Her heart rate started to drop, her blood pressure bottomed out, and suddenly I was pushed against the wall...watching as if I wasn't really there, but more just dreaming it.

I watched 13 other people pour into the room. The nurses ran in and out, grabbing supplies, while the doctors watched silently. They would quietly say out another drug to push, another method to try, but then the resident on the case walked over to the mother and husband and simply hugged them as they began to sob.

The room was relatively quiet - just the sound of the Ambu-bag breathing for the patient in the hands of the respiratory therapist and the alarms dinging in the background alerting everyone that something wasn't right in that room.

For education purposes I should have paid attention to see what epinephrine and atropine did to the patient's heart rate, or how well her tissues were oxygenating.
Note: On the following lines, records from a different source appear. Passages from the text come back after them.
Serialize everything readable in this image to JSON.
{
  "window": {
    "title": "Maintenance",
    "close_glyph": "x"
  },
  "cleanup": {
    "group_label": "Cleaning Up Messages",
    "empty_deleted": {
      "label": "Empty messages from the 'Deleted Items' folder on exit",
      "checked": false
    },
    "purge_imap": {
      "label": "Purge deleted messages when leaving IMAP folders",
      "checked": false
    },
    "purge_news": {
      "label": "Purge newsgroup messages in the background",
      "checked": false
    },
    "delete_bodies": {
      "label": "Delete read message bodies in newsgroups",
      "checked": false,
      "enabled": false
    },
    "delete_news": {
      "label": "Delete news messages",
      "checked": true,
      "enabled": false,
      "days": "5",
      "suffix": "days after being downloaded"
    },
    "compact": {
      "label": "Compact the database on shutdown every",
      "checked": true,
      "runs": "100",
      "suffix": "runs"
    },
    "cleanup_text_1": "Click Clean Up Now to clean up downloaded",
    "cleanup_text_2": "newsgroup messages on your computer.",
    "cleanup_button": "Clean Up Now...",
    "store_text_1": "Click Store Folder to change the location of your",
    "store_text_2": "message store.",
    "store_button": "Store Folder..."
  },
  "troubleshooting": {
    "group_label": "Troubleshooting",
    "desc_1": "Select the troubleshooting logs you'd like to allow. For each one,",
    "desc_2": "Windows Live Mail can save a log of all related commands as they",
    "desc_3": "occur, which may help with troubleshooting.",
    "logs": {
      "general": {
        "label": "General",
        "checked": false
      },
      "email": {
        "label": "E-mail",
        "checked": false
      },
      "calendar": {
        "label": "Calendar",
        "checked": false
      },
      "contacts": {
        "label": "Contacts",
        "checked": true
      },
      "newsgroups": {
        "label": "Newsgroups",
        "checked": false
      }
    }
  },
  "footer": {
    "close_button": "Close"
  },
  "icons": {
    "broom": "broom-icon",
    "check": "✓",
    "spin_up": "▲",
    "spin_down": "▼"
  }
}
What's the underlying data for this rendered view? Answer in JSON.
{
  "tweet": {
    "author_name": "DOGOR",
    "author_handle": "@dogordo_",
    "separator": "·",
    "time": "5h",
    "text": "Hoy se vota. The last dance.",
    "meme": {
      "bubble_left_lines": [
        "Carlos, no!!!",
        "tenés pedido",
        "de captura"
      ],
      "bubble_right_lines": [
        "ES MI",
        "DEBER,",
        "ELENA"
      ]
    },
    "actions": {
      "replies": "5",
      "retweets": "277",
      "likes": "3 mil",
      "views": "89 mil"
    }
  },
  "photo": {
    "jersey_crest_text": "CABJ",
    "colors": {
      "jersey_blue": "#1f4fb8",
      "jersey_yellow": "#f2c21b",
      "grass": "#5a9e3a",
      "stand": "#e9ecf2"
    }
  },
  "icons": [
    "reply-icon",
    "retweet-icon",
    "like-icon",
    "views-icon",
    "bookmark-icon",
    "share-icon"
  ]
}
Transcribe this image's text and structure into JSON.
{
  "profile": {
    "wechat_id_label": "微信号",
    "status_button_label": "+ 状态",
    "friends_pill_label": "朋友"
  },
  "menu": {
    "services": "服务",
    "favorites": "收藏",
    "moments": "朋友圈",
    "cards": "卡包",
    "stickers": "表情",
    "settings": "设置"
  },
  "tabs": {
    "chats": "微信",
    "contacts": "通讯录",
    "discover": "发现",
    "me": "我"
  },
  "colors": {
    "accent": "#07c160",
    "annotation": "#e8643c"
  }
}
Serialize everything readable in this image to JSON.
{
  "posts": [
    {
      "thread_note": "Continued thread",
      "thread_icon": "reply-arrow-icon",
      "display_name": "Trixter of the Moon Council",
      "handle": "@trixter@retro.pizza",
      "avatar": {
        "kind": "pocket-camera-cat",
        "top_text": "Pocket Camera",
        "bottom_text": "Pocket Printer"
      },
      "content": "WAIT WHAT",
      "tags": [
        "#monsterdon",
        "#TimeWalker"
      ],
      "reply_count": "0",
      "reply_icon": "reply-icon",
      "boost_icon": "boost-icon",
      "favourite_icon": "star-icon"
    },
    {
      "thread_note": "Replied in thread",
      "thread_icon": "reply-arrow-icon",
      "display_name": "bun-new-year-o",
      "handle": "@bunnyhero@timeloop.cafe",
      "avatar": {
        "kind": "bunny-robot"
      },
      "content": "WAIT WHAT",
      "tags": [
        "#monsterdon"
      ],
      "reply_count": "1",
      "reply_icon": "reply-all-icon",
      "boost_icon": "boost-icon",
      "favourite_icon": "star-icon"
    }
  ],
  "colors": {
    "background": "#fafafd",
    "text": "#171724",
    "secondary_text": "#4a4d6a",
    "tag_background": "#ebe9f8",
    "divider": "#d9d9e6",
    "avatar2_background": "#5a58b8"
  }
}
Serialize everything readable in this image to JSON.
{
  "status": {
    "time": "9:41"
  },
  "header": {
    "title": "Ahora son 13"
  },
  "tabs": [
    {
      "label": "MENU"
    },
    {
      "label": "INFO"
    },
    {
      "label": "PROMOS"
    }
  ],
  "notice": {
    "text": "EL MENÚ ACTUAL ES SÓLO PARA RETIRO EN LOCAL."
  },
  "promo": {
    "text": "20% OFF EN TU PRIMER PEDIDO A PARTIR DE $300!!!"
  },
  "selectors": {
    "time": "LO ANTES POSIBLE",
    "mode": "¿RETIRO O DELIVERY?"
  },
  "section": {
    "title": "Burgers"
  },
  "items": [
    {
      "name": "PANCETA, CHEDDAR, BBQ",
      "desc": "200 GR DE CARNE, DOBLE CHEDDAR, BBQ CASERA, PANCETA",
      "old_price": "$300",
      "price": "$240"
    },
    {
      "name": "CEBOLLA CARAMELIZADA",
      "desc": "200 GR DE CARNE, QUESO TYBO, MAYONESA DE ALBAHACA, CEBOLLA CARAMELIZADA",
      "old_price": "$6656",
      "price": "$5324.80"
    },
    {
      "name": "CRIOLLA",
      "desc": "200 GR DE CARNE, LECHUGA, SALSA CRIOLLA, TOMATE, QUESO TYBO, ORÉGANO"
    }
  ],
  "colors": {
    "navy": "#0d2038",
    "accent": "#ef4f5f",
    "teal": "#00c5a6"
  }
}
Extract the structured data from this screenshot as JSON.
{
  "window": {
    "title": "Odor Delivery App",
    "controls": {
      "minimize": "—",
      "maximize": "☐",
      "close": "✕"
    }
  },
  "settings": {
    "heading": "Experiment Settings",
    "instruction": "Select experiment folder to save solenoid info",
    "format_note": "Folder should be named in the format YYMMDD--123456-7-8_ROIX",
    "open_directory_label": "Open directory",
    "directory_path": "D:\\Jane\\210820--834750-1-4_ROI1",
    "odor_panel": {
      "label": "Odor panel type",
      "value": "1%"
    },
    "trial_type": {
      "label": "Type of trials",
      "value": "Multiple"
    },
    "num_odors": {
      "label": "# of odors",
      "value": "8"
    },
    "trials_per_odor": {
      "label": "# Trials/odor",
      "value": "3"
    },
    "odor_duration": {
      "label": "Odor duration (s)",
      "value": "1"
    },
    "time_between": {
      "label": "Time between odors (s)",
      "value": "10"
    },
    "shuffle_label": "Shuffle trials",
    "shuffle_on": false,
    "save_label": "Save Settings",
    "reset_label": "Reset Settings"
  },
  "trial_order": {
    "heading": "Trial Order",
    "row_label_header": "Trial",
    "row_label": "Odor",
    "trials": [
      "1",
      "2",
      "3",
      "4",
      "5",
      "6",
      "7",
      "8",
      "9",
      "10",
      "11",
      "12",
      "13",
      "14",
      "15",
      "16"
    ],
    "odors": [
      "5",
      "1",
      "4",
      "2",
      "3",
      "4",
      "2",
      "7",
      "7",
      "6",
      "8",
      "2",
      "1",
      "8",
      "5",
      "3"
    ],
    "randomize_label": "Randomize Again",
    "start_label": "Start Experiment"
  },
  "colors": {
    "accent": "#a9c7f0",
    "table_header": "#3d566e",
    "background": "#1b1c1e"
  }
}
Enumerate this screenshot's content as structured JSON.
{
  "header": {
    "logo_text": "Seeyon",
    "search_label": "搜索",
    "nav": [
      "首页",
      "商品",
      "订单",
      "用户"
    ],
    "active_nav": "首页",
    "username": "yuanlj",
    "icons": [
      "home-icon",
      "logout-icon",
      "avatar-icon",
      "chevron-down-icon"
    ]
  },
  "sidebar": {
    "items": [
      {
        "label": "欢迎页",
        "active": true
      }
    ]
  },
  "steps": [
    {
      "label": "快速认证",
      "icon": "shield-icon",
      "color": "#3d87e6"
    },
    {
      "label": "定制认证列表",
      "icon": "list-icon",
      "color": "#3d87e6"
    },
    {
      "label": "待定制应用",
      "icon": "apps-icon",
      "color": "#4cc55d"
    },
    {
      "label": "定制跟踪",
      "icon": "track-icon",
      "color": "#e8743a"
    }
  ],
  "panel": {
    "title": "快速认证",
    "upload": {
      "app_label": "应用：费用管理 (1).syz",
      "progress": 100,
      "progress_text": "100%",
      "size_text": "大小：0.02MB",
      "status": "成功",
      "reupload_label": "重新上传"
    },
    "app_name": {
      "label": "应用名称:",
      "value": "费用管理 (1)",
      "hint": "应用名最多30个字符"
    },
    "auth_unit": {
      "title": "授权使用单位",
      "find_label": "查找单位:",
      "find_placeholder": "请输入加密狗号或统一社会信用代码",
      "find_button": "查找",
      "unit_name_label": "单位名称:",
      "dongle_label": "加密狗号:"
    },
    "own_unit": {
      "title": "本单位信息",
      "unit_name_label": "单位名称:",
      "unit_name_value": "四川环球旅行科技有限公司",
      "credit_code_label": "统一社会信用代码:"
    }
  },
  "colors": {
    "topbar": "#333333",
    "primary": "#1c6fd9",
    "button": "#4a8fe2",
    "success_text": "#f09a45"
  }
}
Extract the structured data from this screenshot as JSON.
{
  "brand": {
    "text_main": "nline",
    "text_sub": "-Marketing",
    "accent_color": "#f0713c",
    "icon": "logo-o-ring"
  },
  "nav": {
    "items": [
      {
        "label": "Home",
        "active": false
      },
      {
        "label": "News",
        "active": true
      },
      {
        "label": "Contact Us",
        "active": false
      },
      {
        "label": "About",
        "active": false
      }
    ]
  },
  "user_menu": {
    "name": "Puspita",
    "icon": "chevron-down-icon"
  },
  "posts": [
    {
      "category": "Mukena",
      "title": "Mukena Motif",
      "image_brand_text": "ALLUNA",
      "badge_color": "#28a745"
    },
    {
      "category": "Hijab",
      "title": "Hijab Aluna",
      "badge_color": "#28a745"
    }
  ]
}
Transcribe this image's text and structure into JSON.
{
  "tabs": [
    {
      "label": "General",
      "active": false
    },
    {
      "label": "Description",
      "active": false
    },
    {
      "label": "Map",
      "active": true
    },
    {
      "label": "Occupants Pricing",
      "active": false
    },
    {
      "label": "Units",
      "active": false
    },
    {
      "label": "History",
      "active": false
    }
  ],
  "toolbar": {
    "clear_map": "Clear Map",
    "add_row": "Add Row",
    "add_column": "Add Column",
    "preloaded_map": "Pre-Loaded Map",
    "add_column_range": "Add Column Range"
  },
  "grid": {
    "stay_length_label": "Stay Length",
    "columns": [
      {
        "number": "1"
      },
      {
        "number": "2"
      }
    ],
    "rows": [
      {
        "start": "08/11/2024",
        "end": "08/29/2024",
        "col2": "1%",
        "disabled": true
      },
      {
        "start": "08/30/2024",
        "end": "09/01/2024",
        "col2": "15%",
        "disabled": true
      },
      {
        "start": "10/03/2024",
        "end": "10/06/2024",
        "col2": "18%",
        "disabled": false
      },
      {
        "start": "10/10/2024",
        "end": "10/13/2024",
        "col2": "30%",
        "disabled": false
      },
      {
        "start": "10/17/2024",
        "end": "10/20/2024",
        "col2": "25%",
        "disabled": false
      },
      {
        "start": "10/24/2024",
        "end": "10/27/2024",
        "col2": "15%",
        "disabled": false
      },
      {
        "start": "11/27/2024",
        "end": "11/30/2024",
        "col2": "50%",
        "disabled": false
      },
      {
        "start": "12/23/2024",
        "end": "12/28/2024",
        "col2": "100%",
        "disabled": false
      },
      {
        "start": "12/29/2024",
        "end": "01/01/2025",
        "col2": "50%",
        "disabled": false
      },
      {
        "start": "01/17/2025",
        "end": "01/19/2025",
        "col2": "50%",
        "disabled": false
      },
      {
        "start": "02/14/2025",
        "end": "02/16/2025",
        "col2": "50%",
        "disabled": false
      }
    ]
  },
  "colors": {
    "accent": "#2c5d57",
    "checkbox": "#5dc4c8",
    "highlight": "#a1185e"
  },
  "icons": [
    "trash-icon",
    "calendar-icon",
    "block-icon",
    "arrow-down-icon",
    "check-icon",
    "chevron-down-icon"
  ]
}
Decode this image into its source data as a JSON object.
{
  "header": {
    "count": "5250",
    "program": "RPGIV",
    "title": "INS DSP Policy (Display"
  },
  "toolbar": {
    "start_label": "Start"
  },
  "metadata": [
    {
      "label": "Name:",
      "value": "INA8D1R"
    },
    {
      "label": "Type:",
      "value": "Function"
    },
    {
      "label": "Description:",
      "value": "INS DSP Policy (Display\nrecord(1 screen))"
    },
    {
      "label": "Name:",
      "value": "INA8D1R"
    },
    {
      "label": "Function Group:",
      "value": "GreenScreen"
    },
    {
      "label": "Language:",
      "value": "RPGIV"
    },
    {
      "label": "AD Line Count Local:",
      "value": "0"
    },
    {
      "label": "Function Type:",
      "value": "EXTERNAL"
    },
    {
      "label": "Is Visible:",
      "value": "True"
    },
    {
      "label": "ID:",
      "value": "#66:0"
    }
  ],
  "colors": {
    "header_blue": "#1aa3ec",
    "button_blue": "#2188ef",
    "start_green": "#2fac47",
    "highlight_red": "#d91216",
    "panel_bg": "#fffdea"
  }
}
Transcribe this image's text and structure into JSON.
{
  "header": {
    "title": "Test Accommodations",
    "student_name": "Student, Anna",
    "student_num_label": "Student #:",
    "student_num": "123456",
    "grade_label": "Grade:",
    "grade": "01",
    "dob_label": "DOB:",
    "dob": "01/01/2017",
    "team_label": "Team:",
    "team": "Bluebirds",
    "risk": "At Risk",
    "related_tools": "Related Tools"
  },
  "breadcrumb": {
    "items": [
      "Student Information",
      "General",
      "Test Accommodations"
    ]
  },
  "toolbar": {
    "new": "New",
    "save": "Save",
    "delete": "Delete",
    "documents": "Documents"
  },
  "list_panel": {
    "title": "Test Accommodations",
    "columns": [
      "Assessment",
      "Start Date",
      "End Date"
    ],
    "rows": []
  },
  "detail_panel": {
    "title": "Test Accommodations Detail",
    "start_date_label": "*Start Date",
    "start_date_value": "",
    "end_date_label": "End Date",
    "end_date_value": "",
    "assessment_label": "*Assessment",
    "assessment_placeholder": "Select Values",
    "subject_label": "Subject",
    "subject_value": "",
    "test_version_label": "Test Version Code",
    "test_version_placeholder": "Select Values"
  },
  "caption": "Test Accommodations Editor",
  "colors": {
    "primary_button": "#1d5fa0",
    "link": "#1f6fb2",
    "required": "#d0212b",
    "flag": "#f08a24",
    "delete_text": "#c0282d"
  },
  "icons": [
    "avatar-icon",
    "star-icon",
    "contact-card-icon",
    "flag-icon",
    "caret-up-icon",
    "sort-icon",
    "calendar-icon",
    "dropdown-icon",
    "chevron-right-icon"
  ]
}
But I watched instead the slideshow - still running. Three little girls who were losing their mother. And I looked outside the door to see every medical and pharmacy student peering through to see what was happening. All I wanted to do was to walk out and cry. Perhaps one of those students should have been in the room in my place.

I watched a husband lose his wife and a mother lose her daughter. I saw grief overtake one and anger the other. I saw every nurse on the floor shed a tear for this family. And those pictures rotated on and on.

The world isn't supposed to be this way. It was never meant to be this way. I think that God's fury boiled over yesterday, indignant at the suffering of His children. I think His anger is stewing against sinfulness.

I sat outside the room with the nurse, listening to her talk through her grief. Then the husband came out, and she gave him a hug. Then he looked at me and said "Can I hug you too? You were with her today."

So I hugged him and could only whisper "I'm so sorry."

I could write about our Hope. But this family doesn't share in that Hope. So instead I just feel a heaviness.

The world was never meant to be this way.